Monday, August 14, 2017

Why Aren't Comics About The American West Popular In America? Part II



From Bob Boze Bell’s Big Bad Book of Bad Diary Entries
July 25, 2017

   I sent out a call to my history gang back in the States to help me understand why European comics and graphic novels are still celebrating and buying graphic novels about the American West and in the U.S. it's a dead letter deal.

   But before we get to that, I have been attempting to read my German comics and they do this crazy mash-up with their native tongue and American Western slang from movies, to wit:

 
A typical German-Western graphic novel word balloon mashup:
"Hauptsache, du lasst meine kinder in Rume, Bastard!"

The Top Secret Writer's Take On Why Europe
Still Gets The Wild West

   "Those folks take the long view on history (since they really have a history as opposed to our 200 years) and with the exception of WWII are pretty much over it all. They have had so many colorful heroes and villains that they don't sit in lofty moral judgements over their ancestors (no banning of images of Cavaliers or Roundheads in England). Hell, when Napoleon is your national hero how can you get upset over Custer and the American Indian Wars. Plus, thanks to Buffalo Bill, they remain captivated by the American West.
Paul Andrew Hutton

A striking German graphic novel cover by Xavier Dorison and Fabien Nury.

American Comic Book Writer And Editor,
Jeff Mariotte Weighs In

   "The heyday of Western comics in the US ran from the 40s into the early 60s. By the late 60s, the revisionist history vogue was going strong. I'm not putting down that revisionism--in many cases, it was just telling the story more accurately--but it served to de-mythologize the Old West for a lot of people. Anti-heroes were big, too, so the heroic western characters we grew up with were relegated to the backseat. Think about the western movies of those days--for every Butch & Sundance or Jeremiah Johnson, there was a Little Big Man, Missouri Breaks, and the Altman's Buffalo Bill & The Indians movie discussed in the current True West.

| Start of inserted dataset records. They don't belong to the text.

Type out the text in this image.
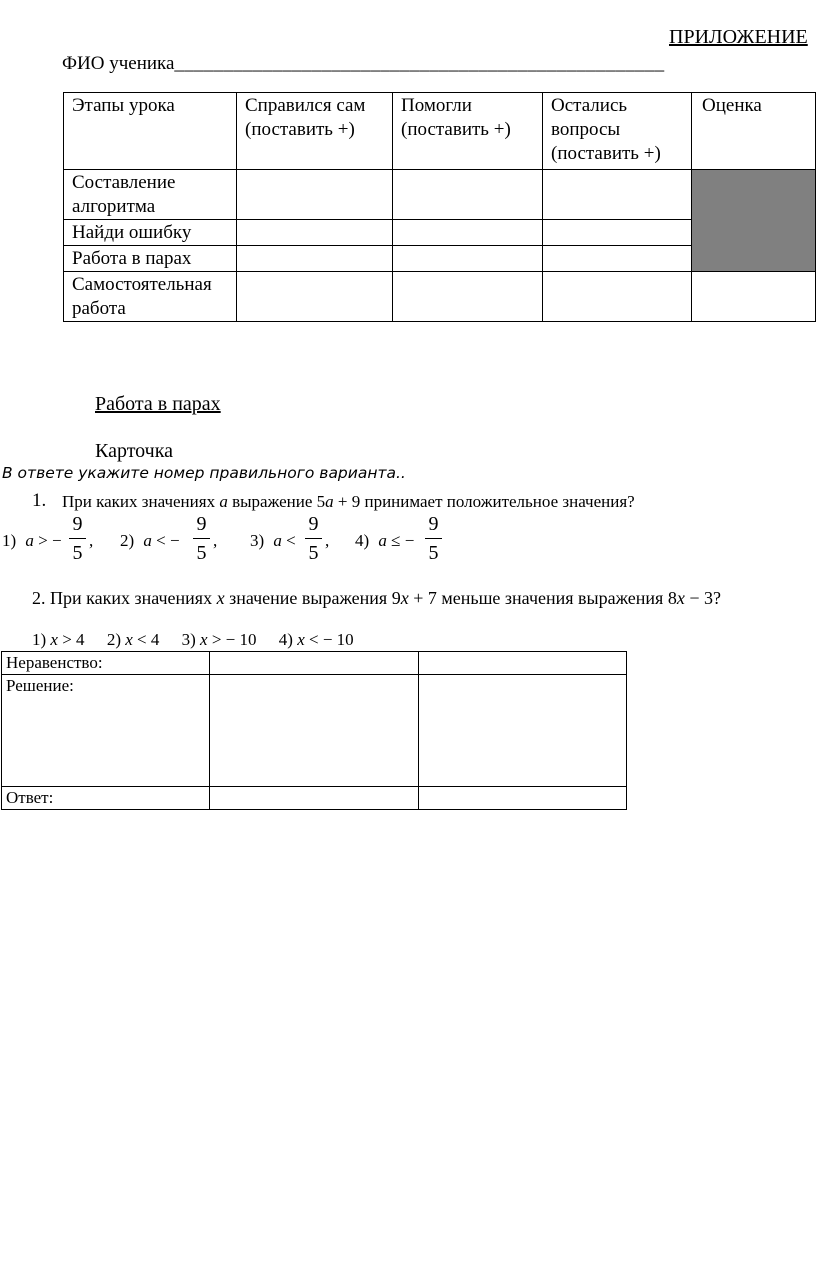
ПРИЛОЖЕНИЕ
ФИО ученика__________________________________________________
Этапы урока	Справился сам (поставить +)	Помогли (поставить +)	Остались вопросы (поставить +)	Оценка
Составление алгоритма				
Найди ошибку				
Работа в парах				
Самостоятельная работа				
Работа в парах
Карточка
В ответе укажите номер правильного варианта..
1. При каких значениях a выражение 5a + 9 принимает положительное значения?
1) a > −
9
5
, 2) a < −
9
5
, 3) a <
9
5
, 4) a ≤ −
9
5
2. При каких значениях x значение выражения 9x + 7 меньше значения выражения 8x − 3?
1) x > 4 2) x < 4 3) x > − 10 4) x < − 10
Неравенство:		
Решение:		
Ответ:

   "That didn't happen so much in Europe. Their cultures are old enough that they've probably already dealt with their revisionists. When I was a kid in France in the early 1960s, everyone I met assumed my family were cowboys. To correct that impression, I told them I was from Chicago, which changed their assumption to gangsters. We attended an event around '63 or '64 called--if memory serves--"Trois Jours a l'Americain," which purported to be a recreation of American life, but it was almost all cowboys and Indians.

An In-din Miss Kitty from the German series, Der Stern Der Wuste.

   "When I lived in Germany in the early 70s, there were still plenty of Western comics (and other genres--it wasn't just Westerns that disappeared here, but also romance and horror and medieval, etc.; the lack of Westerns was notable because they had been such a big part of the market for so long, but superheroes were already taking over). In any given week, you could find Western movies playing in German theaters. Not very good ones, but the mythology still lived over there.

   "It wasn't just comics, either. Think how prevalent TV Westerns were into the mid-60s. By the early 70s, how many were left? But we're talking comics, here, so I digress.

   "Comics boomed in the late '80s-early '90s, but that boom was almost entirely superhero-driven. By the time I created Desperadoes at Image Comics in '97, there were no major-publisher Westerns on the market (and if there were any in the small presses, they were well hidden).

   "Now fast-forward 20 years. The people making comics are mostly in their 20s and 30s. When they grew up, comics were all superheros, all the time. Sadly, most of the creators in the comics biz don't have much frame of reference outside of comics, and when they do it's usually movies and TV. Nobody who came of age after the mid-'60s had the experience of seeing Westerns as a big part of the comics market. And to exacerbate that, the sale of comics shifted from newsstands to specialty stores during that same era--the early 70s and beyond.

   "Since Desperadoes, there have almost always been one or two Westerns on the market here, and there continue to be now. But those are outliers, with marginal sales at best. Nobody's getting rich writing Western comics in the US. Desperadoes always did pretty well overseas. It had multiple translations, and I got fan mail from France, Spain, Germany, Italy, Wales, etc. Here in the US, though, it was always touch-and-go.

   "So my operating theory is basically this: In the US, we de-mythologized the Old West, which made it harder to sell heroic stories in that setting. And we know what today's West is like. In Europe, the mythical West remains a more universal image of what the American West was and is than it does here, whereas comics about contemporary American superheroes dealing with contemporary American situations are of less immediate interest than they are here.
Jeff Mariotte

   "Because too much focus placed on too few historical events. We need new definitions and new stories."